Please see the yellow markings on the screenshot.
[EDIT: I cannot share the data, I could try to find an MWE, if that is needed to answer my question]
julia> hw=0x220926c324d7bb27
0x220926c324d7bb27
julia> hd=0xcbb7fba98e0ff596
0xcbb7fba98e0ff596
julia> hn=0xe1c9b71b1ae3b261
0xe1c9b71b1ae3b261
julia> hf=0x213b20190172ee15
0x213b20190172ee15
julia>
julia> @assert hash(dtmtable.weight)==hw
julia> @assert hash(dtmtable.denominator)==hd
julia> @assert hash(dtmtable.numerator)==hn
julia> @assert hash(dtmtable.features)==hf
julia>
julia> hash(hash(dtmtable.numerator,hash(dtmtable.denominator,hash(dtmtable.weight))))
0x18566e5352609be5
julia> doesnotmatch=hash(dtmtable.features,hash(dtmtable.numerator,hash(dtmtable.denominator,hash(dtmtable.weight)))
0x9e53050d52b56580
julia> typeof(dtmtable.features)
DataFrames.DataFrame
julia> hash(dtmtable.features)
0x213b20190172ee15
julia> versioninfo()
Julia Version 0.6.1
Commit 0d7248e2ff* (2017-10-24 22:15 UTC)
Platform Info:
OS: Windows (x86_64-w64-mingw32)
CPU: Intel(R) Core(TM) i7-4790 CPU @ 3.60GHz
WORD_SIZE: 64
BLAS: libopenblas (USE64BITINT DYNAMIC_ARCH NO_AFFINITY Haswell)
LAPACK: libopenblas64_
LIBM: libopenlibm
LLVM: libLLVM-3.9.1 (ORCJIT, haswell)
julia> Pkg.installed("DataFrames")
v"0.11.2"
julia>
julia> s=hash(dtmtable.numerator,hash(dtmtable.denominator,hash(dtmtable.weight)))
0xc4d8482b839696fe
julia> for x=1:size(dtmtable.features,2)
s=hash(dtmtable.features[x],s)
end
julia> s #matches which is fine
0x207ad236952c3bdb
I’m having trouble following your example, but could this be simply because hash() falls back to hashing the object ID, which is different for every instance of an object and will be different across Julia sessions?
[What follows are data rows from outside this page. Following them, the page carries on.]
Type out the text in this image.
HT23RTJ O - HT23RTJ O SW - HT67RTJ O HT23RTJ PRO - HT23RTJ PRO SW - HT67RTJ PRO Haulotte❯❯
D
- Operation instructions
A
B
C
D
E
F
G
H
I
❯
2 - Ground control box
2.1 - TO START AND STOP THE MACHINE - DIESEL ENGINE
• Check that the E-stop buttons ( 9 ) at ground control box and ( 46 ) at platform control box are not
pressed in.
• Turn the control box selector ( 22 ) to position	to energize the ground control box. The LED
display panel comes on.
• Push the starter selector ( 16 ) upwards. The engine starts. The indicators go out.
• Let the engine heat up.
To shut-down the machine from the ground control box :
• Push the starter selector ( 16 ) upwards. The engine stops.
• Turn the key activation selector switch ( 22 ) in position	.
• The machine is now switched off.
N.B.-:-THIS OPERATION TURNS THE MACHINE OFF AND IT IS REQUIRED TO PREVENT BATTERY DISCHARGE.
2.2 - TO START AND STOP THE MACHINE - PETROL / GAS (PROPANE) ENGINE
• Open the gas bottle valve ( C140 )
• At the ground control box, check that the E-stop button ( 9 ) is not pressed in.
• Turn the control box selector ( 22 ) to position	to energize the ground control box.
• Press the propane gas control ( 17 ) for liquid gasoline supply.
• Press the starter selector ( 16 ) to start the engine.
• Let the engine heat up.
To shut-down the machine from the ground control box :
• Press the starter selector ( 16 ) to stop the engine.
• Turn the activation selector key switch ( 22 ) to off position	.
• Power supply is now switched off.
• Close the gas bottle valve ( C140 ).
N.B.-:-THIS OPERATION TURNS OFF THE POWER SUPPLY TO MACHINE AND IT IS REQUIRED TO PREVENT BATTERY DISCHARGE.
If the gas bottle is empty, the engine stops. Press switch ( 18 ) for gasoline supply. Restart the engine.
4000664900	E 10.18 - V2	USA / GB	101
Good catch, that’s a bug in DataFrames. Note that for the initial @assert calls, you are calling the one-argument hash method, while for the combined computation below you are using the two-argument version, which can differ. You should call hash(dtmtable.weight, zero(UInt)) and so on to ensure you are calling the same functions.
In the present case, the bug is that DataFrames only defines the one-argument version of hash. See this pull request, which you can try via Pkg.checkout("DataFrames", "nl/hash").
Apologies. My problem was not well formulated (I did not have the full understanding of the hash with 1 argument and 2 arguments). Actually, I still do not quite know how things are mixed if it has two arguments.
Luckily nalimilan understood my problem and the issue which she (or he) also fixed.
For completeness: below would be the MWE. If you start up Julia several times (or several paralle sessions) you will get a different result each time (which is not the case if the hash is correctly defined; you could try it with PooledArray for instance).
I think in your example the hash varies because it has not been explicitly defined (in what I consider a meaningful way) for the new type.